Best Approach For Iterating Through Staging Table - deleting/ignoring unwanted rows

  • I've attached a screenshot of a selection of records from a staging table I'm using in my SSIS package. I need to iterate through these records and capture every "target_acquired"/"target_lost" combination by Auid. The trick is I need to ignore any additional "target_acquired" values before the "target_lost" record is found.
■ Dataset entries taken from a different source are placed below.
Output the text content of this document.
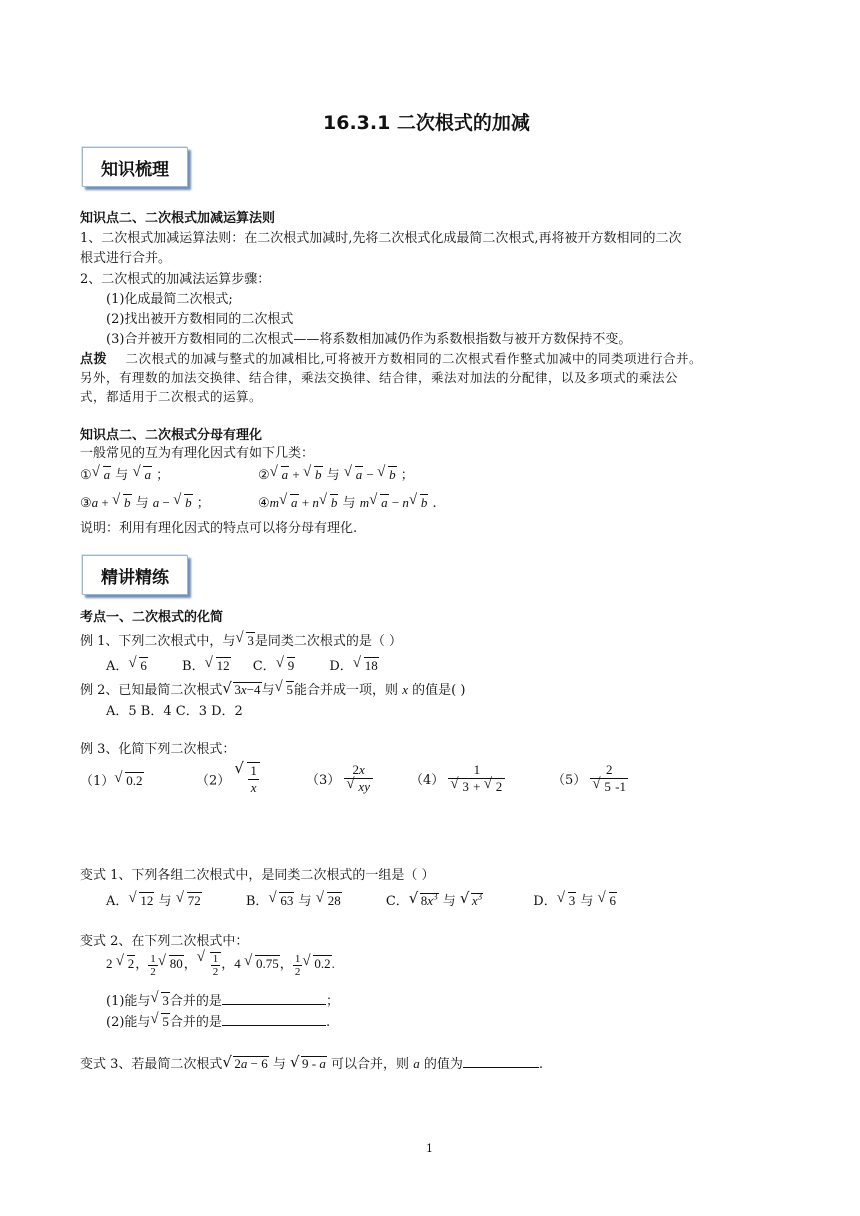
16.3.1 二次根式的加减
知识梳理
知识点二、二次根式加减运算法则
1、二次根式加减运算法则：在二次根式加减时,先将二次根式化成最简二次根式,再将被开方数相同的二次
根式进行合并。
2、二次根式的加减法运算步骤：
(1)化成最简二次根式;
(2)找出被开方数相同的二次根式
(3)合并被开方数相同的二次根式——将系数相加减仍作为系数根指数与被开方数保持不变。
点拨 二次根式的加减与整式的加减相比,可将被开方数相同的二次根式看作整式加减中的同类项进行合并。
另外，有理数的加法交换律、结合律，乘法交换律、结合律，乘法对加法的分配律，以及多项式的乘法公
式，都适用于二次根式的运算。
知识点二、二次根式分母有理化
一般常见的互为有理化因式有如下几类：
① √ a 与 √ a ；	② √ a + √ b 与 √ a − √ b ；
③a + √ b 与 a − √ b ；	④m √ a + n √ b 与 m √ a − n √ b .
说明：利用有理化因式的特点可以将分母有理化.
精讲精练
考点一、二次根式的化简
例 1、下列二次根式中，与 √ 3是同类二次根式的是（ ）
A． √ 6	B． √ 12 C． √ 9	D． √ 18
例 2、已知最简二次根式 √ 3x−4与 √ 5能合并成一项，则 x 的值是( )
A．5 B．4 C．3 D．2
例 3、化简下列二次根式：
（1） √ 0.2	（2） √ $\frac{1}{x}$	（3） 2x
√ xy	（4） 1
√ 3 + √ 2	（5） 2
√ 5 -1
变式 1、下列各组二次根式中，是同类二次根式的一组是（ ）
A． √ 12 与 √ 72	B． √ 63 与 √ 28	C． √ $8x^3$ 与 √ $x^3$	D． √ 3 与 √ 6
变式 2、在下列二次根式中：
2 √ 2， $\frac{1}{2}$ √ 80， √ $\frac{1}{2}$ ，4 √ 0.75， $\frac{1}{2}$ √ 0.2.
(1)能与 √ 3合并的是	；
(2)能与 √ 5合并的是	.
变式 3、若最简二次根式 √ 2a − 6 与 √ 9 - a 可以合并，则 a 的值为	.
1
I've color-coded the attached screenshot to show how the records should be grouped (all rows in white are the "ignored" rows).

    Any advice on how to approach this would be much appreciated.

  • MattieMich7 (12/19/2012)


    I've attached a screenshot of a selection of records from a staging table I'm using in my SSIS package. I need to iterate through these records and capture every "target_acquired"/"target_lost" combination by Auid. The trick is I need to ignore any additional "target_acquired" values before the "target_lost" record is found. I've color-coded the attached screenshot to show how the records should be grouped (all rows in white are the "ignored" rows).

    Just going from your data and assuming the id column is an identity column and that all aquired records have a lost record, couldn't you do something like:

    SELECT MIN(Id) AS FirstAquiredId,

    MAX(Id) AS LastLostId,

    AuId

    FROM dbo.YourTable

    GROUP BY AuId

    ORDER BY AuId;

    That would give you the Ids you're interested in. You could then unpivot this to get rows for each id. See if that gives you a start.

    HTH,

    Rob

  • I don't believe the above approach will work because there could be multiple Acquired/Lost combinations for a single Auid (sorry, should have explained that in my original post). For example, the result of the query when run against the records in the screenshot I provided is:

    FirstAquireID=2

    LastLostID=34

    Auid=71127c4145a...

    What I ended up doing (and still have more testing to do), is use a modified version of the what was explained in this article: http://www.sqlservercentral.com/articles/T-SQL/68467/

    Using this method, I was able to flag and delete the unwanted rows from the staging table.

  • Which version of SQL Server are you using?

    There are no special teachers of virtue, because virtue is taught by the whole community.